Mariage pour tous : «Les couples homosexuels dépoussièrent cette institution»

LGBT +dossier
Le besoin de protection juridique, notamment en matière d'adoption, motive bien des unions homosexuelles, pointent la sociologue Martine Gross et l’anthropologue Jérôme Courduriès.
Vincent Autin et son mari Bruno Boileau célèbrent devant la foule leur union, premier mariage entre deux hommes en France, le 29 mai 2013, à Montpellier. (Photo Gérard Julien. AFP)
publié le 20 avril 2018 à 15h36

Spécialistes des conjugalités et des parentalités homosexuelles, la sociologue parisienne Martine Gross (1) et l'anthropologue toulousain Jérôme Courduriès (2) analysent pour Libération les changements induits par la loi de 2013 et son impact sociétal.

Comment les couples homos se sont-ils appropriés le mariage et l’adoption ?

Jérôme Courduriès : Il y a fort à parier que si les modes de vie amoureux des homos et des hétérosexuels se sont rapprochés, le mariage ne revêt peut-être pas tout à fait le même sens ni la même fonction pour les gays et lesbiennes. Et cela s'explique par l'histoire. Le mariage et la famille ont été décrits à partir de la fin des années 1960 comme les lieux de la fabrication de la domination des hommes sur les femmes, et des hétérosexuels sur les homosexuels. Pendant les années 70 et 80, celles et ceux qui luttaient contre cette hiérarchie pensaient que la solution était la fin de ces institutions. Puis la fonction du mariage a commencé à changer et à ne plus être synonyme de fonder une famille. L'exemple le plus saillant est le suivant : en 2017, 60 % des naissances ont eu lieu hors mariage. Dans le même temps, les relations entre hommes et femmes même s'il reste beaucoup à faire, ont gagné en égalité. Ainsi, bon nombre d'homos, y compris parmi ceux engagés politiquement, même s'ils continuaient à percevoir le mariage comme un des lieux fondamentaux de l'inégalité entre hétéros et homos, n'ont plus cherché à le faire disparaître mais à y accéder. Il est devenu, avec l'accès à la filiation et la reconnaissance des familles homoparentales, l'objet des luttes pour l'égalité. Entre-temps également, le sida a fait des ravages et contribué à la transformation des luttes politiques autour de l'homosexualité. Parmi les nouveaux mots d'ordre, on a découvert le besoin d'un certain nombre de couples gays d'être protégés sur le plan juridique. Il faut avoir tout cela à l'esprit pour comprendre pourquoi le mariage est devenu désirable pour un certain nombre de couples gays et lesbiens.

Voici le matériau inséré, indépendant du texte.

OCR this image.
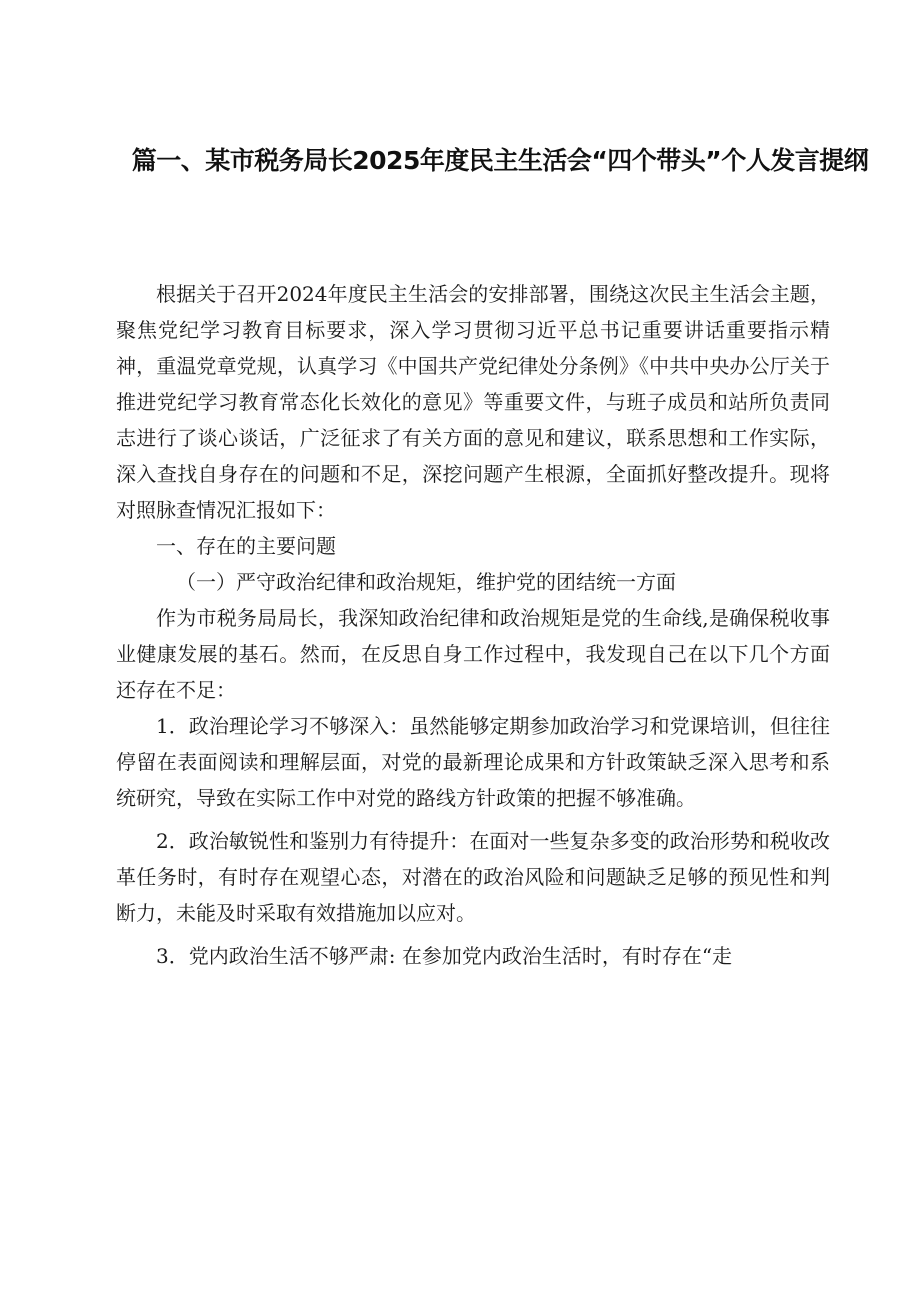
篇一、某市税务局长2025年度民主生活会“四个带头”个人发言提纲

根据关于召开2024年度民主生活会的安排部署，围绕这次民主生活会主题，聚焦党纪学习教育目标要求，深入学习贯彻习近平总书记重要讲话重要指示精神，重温党章党规，认真学习《中国共产党纪律处分条例》《中共中央办公厅关于推进党纪学习教育常态化长效化的意见》等重要文件，与班子成员和站所负责同志进行了谈心谈话，广泛征求了有关方面的意见和建议，联系思想和工作实际，深入查找自身存在的问题和不足，深挖问题产生根源，全面抓好整改提升。现将对照脉查情况汇报如下：

一、存在的主要问题

（一）严守政治纪律和政治规矩，维护党的团结统一方面

作为市税务局局长，我深知政治纪律和政治规矩是党的生命线,是确保税收事业健康发展的基石。然而，在反思自身工作过程中，我发现自己在以下几个方面还存在不足：

1．政治理论学习不够深入：虽然能够定期参加政治学习和党课培训，但往往停留在表面阅读和理解层面，对党的最新理论成果和方针政策缺乏深入思考和系统研究，导致在实际工作中对党的路线方针政策的把握不够准确。

2．政治敏锐性和鉴别力有待提升：在面对一些复杂多变的政治形势和税收改革任务时，有时存在观望心态，对潜在的政治风险和问题缺乏足够的预见性和判断力，未能及时采取有效措施加以应对。

3．党内政治生活不够严肃: 在参加党内政治生活时，有时存在“走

Martine Gross : Je ne peux parler que des couples que j'ai pu interroger dans le cadre de mes enquêtes. De nombreux couples de femmes m'ont confié que sans la possibilité de l'adoption de l'enfant de la conjointe, elles ne se seraient pas mariées. L'adoption est la seule manière de sécuriser les liens de l'enfant avec celle qui ne l'a pas porté et de donner à celle-ci un statut légal de mère. Or, elle n'est possible que dans le cadre du mariage qui devient une sorte de passage obligé pour les familles homoparentales. J'ai même rencontré des femmes qui s'étaient séparées mais qui se sont mariées pour pouvoir procéder à l'adoption de l'enfant de la conjointe.

Du côté des pères gays, l’adoption semble moins souvent que chez les lesbiennes, motiver le mariage. Parmi les pères gays que j’ai rencontrés, seuls ceux dont l’enfant avait été adopté par l’un des deux hommes en tant que père célibataire ont demandé et obtenu l’adoption de l’enfant du conjoint. Une requête beaucoup plus rare chez ceux qui avaient eu recours à une gestation pour autrui (GPA).

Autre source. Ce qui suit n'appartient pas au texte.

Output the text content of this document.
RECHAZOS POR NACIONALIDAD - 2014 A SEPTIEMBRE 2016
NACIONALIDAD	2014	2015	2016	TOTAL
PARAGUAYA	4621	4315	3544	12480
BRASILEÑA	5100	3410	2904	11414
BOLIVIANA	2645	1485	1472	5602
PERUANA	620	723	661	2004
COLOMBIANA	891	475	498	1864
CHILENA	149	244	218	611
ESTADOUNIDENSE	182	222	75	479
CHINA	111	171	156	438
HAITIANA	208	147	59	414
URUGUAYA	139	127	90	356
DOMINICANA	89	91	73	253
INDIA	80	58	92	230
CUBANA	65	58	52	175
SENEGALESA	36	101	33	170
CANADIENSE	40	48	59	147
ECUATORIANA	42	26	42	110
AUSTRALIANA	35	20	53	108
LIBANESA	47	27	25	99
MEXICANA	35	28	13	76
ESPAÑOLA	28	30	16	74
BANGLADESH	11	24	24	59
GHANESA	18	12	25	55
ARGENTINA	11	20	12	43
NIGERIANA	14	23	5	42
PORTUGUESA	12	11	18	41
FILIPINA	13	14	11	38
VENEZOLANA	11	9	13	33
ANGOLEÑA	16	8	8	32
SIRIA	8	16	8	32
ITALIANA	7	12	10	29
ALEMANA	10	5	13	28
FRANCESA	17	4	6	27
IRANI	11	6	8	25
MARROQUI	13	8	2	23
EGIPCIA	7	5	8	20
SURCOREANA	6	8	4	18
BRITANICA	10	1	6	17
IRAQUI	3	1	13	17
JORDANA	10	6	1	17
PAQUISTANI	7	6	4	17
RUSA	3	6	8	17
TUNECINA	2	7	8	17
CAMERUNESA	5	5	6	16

Les couples homosexuels ont-ils transformé cette institution ?

Jérôme Courduriès :Il est un peu tôt pour le dire. Mais on peut supposer que les nouveaux mariés vont entrer dans le mariage avec ce qu'ils sont. Par exemple, si l'extraconjugalité est bien entendu aussi une pratique hétérosexuelle, on sait que chez les couples gays - même si on ne peut pas généraliser -, être en couple ne signifie pas pour autant que l'on renonce à toute forme de sexualité avec d'autres partenaires. On sait aussi que les tâches domestiques font l'objet, chez les couples homos, d'une prise en charge plus égalitaire que dans les couples hétérosexuels. Enfin, on sait également que les finances font l'objet d'une moindre mise en commun dans les couples homos. Ces changements s'observent également chez les couples hétérosexuels dans la quarantaine et plus jeunes. Mais ils caractérisent les couples de même sexe depuis plus longtemps.

Martine Gross : Alors que les couples hétérosexuels se détournent de cette institution, les couples de même sexe utilisent le mariage et l'adoption pour légaliser leurs familles et redonnent donc à l'institution cette fonction de légitimation. Ils sont aussi intéressés par les fonctions de célébration de leur union, de «publicisation» du lien. Et d'une certaine façon, ils dépoussièrent cette institution qui trouve là, grâce à eux, un regain d'intérêt.

La loi de 2013 a-t-elle eu des bénéfices collatéraux ?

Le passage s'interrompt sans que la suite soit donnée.